Young team gets opportunities in first spring scrimmage

Gray Crow, freshman
Freshman quarterback Gray Crow scrambles out of the pocket during the first spring scrimmage. Zach Beeker//The Miami Hurricane

The 2012 season may still be roughly six months away, but the Miami Hurricanes football team completed its first day of live action in an inter-squad scrimmage at Ted Hendricks field in Hialeah, Fla.

“It was a start,” said head coach Al Golden, just moments after watching his team finish wind sprints at the conclusion of the scrimmage. “We have a long way to go, we’ve learned about a lot of guys and a lot of guys came to play. It’s hard to go scrimmage after six practices, so we put them to the test and we’ve got to improve this week.”

Golden was without next season’s presumed starting quarterback, as Stephen Morris continues to sit out spring practices after back surgery. There has been no timetable set for his return, but by his own accounts any major setback has been avoided, clearing his return for the summer.

Instead of wearing a helmet and shoulder pads, Morris spent the scrimmage as he has every other practice since his surgery: with a whistle around his neck, standing alongside offensive coordinator Jedd Fisch, watching the other quarterbacks and the rest of his team develop.

“The whole point of this practice is just to get the feel of a game-like experience,” said Morris. “[Coach Golden] is very particular about the mental aspects of the game, mental toughness. As a team, we have to understand that and get better.”

Defensive end Anthony Chickillo, a rising sophomore and one of the few returning starters for the Canes, sat out the scrimmage with a reported back injury. Golden referred to his situation as a muscle pull, simply requiring rest and not surgery.

With two of his biggest expected contributors sitting out the scrimmage, Golden shifted his focus to the very young team that was fielded.

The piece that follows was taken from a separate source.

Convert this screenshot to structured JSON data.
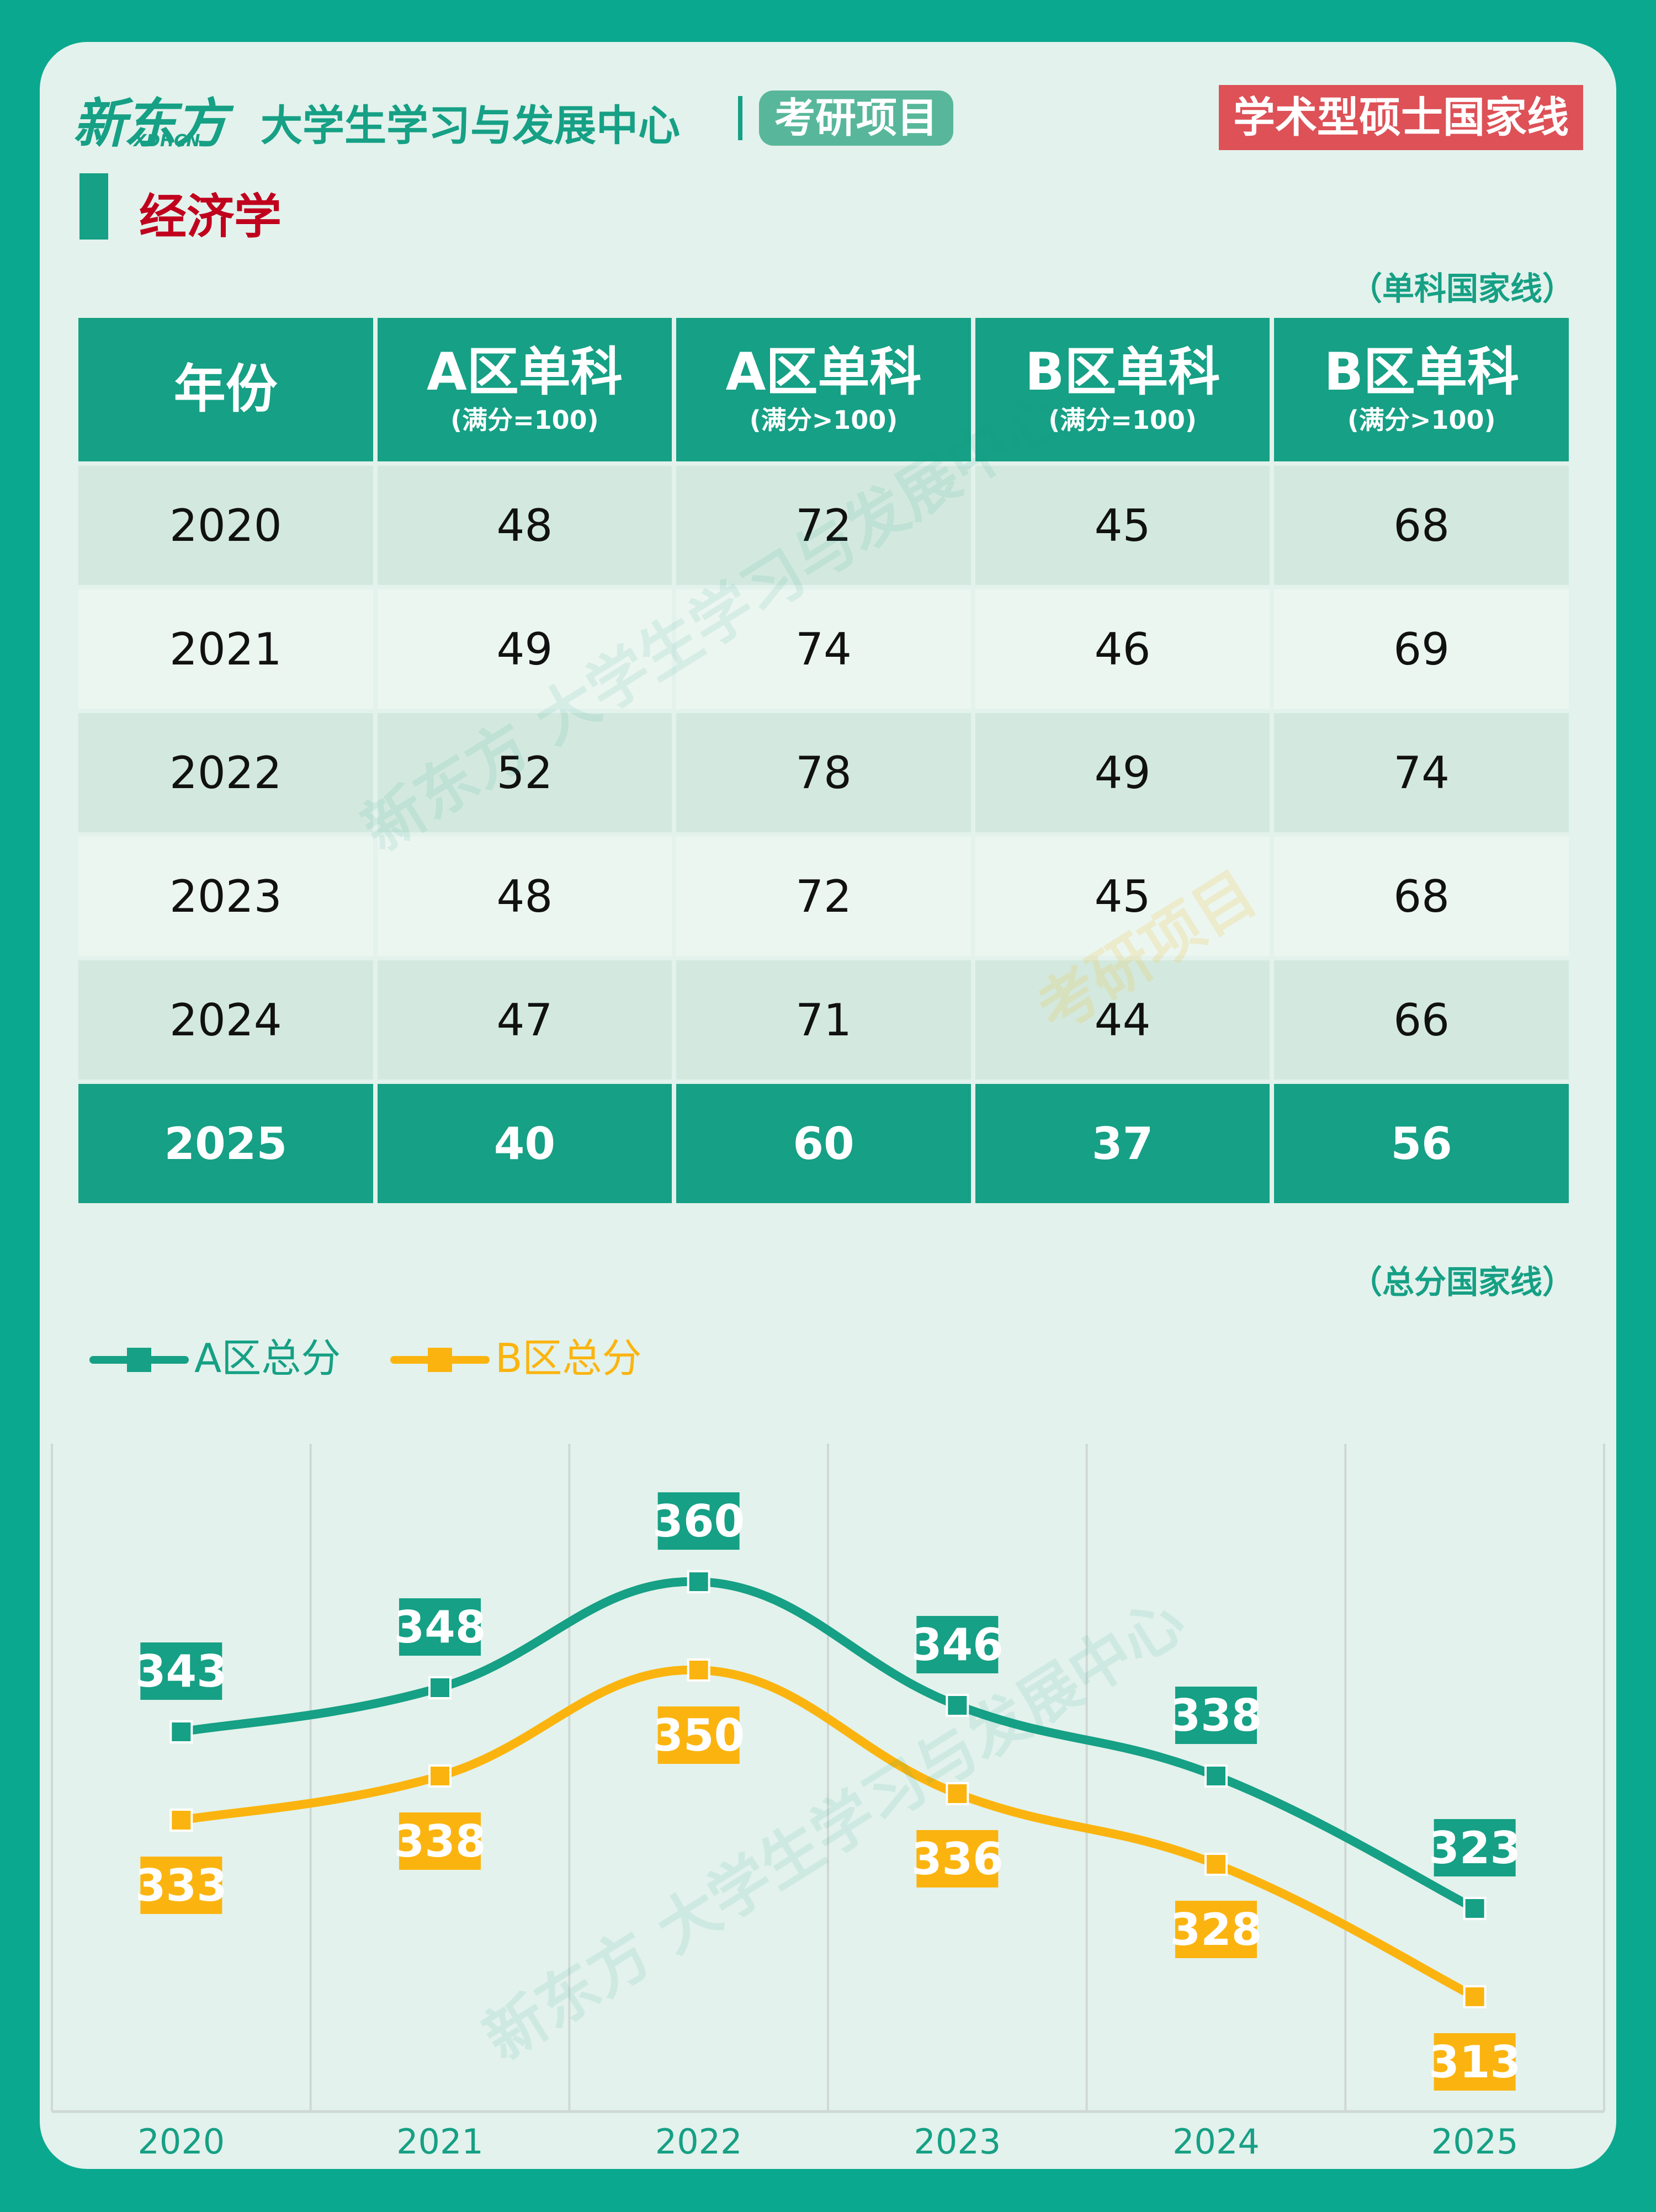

Ryan Williams, the 6-foot-6 transfer from Memphis who sat out all of last year due to NCAA restrictions, started at quarterback with two freshmen – Gray Crow and Preston Dewey – backing him up just months out of high school.

“Ryan Williams operated pretty well for the first time,” Golden said. “For such a big guy to get out of the pocket and throw it as accurately as he did, he looked like he had been through it before.”

The format of the scrimmage itself was a series of situational drills, pitting the offense in goal-line situations and two-minute drills rather than playing out a conventional game. For a team that struggled so mightily last season with redzone efficiency, ranking 54th in the country and losing late to both Kansas State and Virginia Tech due to such scenarios, the emphasis on correcting those issues was useful. Now, it’s just a matter of finding out what players can solve it.

“[Clive Walford], I think he can give us a lot more than a goal-line threat, I just need him to be more consistent,” Fisch said of the sophomore tight end. “We keep talking about him having amazing size, height, weight, all that stuff; we need consistency, we need the same plays over and over. We’re going to hold him to a very high standard because of what he can bring us if he reaches his potential.”

What was essentially a glorified practice ended without any shocking breakthrough or disastrous calamity, so it seemed to be a productive day for the Hurricanes. The evolution from talented underachievers to consistent performers won’t come in March or April, though Golden’s staff has the foundation in place.

“We want guys at the NFL combine every year, we just also want to be championship teams,” Golden said. “Clearly there were points in the scrimmage where we got sloppy, and we’ve got to get past that. We want both, teams that produce NFL talent but also compete for championships.”